Acontece que, como o MDS, nós também temos a certeza absoluta de que a maioria esmagadora dos indígenas não tem esses documentos. Como querer exigir, de pessoas a quem negamos até mesmo o direito de ser, de existir, de ser considerados “brasileiros”, até, uma documentação que é igualmente seu direito básico, mas na maioria dos casos até agora lhes foi de diferentes formas negada? E quem preencheria esses formulário e faria esse mapeamento? Uma Funai sucateada?
Vamos parar com a hipocrisia: se levada a sério, a exigência absurda do MDS inviabiliza o recebimento da cesta alimento por pessoas a quem privamos de seu território, para caçar, pescar, plantar e colher seu alimento, além de reverenciar seus mortos, suas tradições e criar seus filhos. Só que, para usar as palavras da Presidenta, isso seria desumano e criminoso!
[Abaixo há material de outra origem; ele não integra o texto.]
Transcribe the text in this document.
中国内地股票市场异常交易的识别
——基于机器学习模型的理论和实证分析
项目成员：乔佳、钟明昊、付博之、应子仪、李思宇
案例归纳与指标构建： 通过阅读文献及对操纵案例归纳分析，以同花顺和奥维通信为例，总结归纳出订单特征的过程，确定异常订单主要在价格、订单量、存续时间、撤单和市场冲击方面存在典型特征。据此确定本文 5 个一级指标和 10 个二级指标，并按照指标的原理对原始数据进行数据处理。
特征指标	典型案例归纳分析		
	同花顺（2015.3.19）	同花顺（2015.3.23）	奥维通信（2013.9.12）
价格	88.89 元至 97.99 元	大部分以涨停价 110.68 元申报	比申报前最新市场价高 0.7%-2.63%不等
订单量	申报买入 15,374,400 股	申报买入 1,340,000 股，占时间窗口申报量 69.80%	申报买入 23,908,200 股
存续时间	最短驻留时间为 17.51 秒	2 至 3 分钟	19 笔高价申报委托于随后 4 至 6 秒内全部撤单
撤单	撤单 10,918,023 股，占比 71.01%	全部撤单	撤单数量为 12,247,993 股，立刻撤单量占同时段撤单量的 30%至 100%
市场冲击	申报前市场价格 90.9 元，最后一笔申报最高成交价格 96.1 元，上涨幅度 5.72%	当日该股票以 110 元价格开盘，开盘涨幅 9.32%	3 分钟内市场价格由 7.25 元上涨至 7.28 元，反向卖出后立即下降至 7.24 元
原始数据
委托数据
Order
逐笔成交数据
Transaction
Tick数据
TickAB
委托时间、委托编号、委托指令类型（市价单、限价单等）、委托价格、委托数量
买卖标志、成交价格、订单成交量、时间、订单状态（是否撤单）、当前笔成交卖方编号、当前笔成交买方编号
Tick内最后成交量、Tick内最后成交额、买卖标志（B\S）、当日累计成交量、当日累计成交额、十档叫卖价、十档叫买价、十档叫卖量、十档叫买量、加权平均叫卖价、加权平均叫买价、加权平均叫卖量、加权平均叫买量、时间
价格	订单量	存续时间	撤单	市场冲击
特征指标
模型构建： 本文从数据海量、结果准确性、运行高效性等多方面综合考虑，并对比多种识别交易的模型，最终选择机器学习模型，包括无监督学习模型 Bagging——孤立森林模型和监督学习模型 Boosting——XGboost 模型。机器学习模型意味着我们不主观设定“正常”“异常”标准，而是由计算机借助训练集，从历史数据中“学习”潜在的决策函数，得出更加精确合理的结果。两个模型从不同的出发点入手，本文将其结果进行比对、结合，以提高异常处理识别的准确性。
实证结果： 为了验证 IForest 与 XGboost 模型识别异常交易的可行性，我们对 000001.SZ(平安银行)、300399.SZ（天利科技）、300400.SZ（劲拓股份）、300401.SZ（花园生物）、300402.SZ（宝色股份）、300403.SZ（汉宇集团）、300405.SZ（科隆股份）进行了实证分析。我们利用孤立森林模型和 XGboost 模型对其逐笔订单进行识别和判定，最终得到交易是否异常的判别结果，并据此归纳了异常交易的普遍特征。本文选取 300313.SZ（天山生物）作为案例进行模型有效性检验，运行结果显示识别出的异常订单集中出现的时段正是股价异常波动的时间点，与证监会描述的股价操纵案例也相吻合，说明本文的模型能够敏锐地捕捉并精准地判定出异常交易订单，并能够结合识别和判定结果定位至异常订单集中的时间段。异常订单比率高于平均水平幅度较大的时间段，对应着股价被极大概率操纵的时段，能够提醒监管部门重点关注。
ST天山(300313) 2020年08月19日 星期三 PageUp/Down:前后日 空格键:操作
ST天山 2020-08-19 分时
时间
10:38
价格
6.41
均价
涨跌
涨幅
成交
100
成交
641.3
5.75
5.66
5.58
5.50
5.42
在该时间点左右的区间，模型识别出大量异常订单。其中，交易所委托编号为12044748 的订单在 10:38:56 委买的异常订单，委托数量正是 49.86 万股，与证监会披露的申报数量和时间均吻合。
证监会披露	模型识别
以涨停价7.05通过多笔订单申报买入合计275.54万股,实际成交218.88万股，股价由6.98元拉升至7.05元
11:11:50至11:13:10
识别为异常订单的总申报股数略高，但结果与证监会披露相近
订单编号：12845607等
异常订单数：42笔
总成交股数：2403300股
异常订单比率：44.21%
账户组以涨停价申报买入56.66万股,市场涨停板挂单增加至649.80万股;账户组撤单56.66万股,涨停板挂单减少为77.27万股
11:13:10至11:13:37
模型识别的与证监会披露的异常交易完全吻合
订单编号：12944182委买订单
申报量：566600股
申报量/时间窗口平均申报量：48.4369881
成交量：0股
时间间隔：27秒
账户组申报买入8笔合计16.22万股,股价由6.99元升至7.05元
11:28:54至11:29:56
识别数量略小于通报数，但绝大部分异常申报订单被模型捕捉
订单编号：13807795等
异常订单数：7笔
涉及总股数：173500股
Salvo erro, lembro de ter lido, que só no sul do Mato Grosso do Sul, cerca de 15 mil famílias são beneficiadas pelo Programa de Cestas de Alimentos. Famílias na maioria dos casos acampadas sob barracas de plástico nas beiras das estradas, para as quais esse benefício social é urgente e essencial. Famílias às quais continuamos a negar a dignidade e o cumprimento das leis que nós, “brancos” ou não, criamos e assinamos, como a Constituição de 1988 e a Convenção 169 da OIT.
Acho que é hora de, com a mesma firmeza com que garantiu que o Bolsa Família não acabará e ordenou à Polícia Federal que aja de forma rigorosa para descobrir de onde surgiu o boato, Dilma Rousseff determinar a seus Ministros do Desenvolvimento Social e Combate à Fome (MDS) e da Agricultura que parem de brincar com as vidas dos povos indígenas. É hora de determinar que garantam que as cestas básicas cheguem a quem delas necessita e a elas tem direito. E isso considerando inclusive que a CONAB não está (aliás, por quê?) fazendo a entrega dos alimentos à Funai.
Ou será que os benefícios só valem e começam a contar a partir do Bolsa Família? No que se refere aos povos indígenas, podemos forçá-los a passar fome, da mesma forma que fingimos que sequer existem? Não têm direito sequer ao “Combate à Fome” do apelido do Ministério? Então, talvez neste caso o nome da brincadeira seja outro: dar uma ajudinha aos jagunços, quem sabe, matando os “índios” de fome?!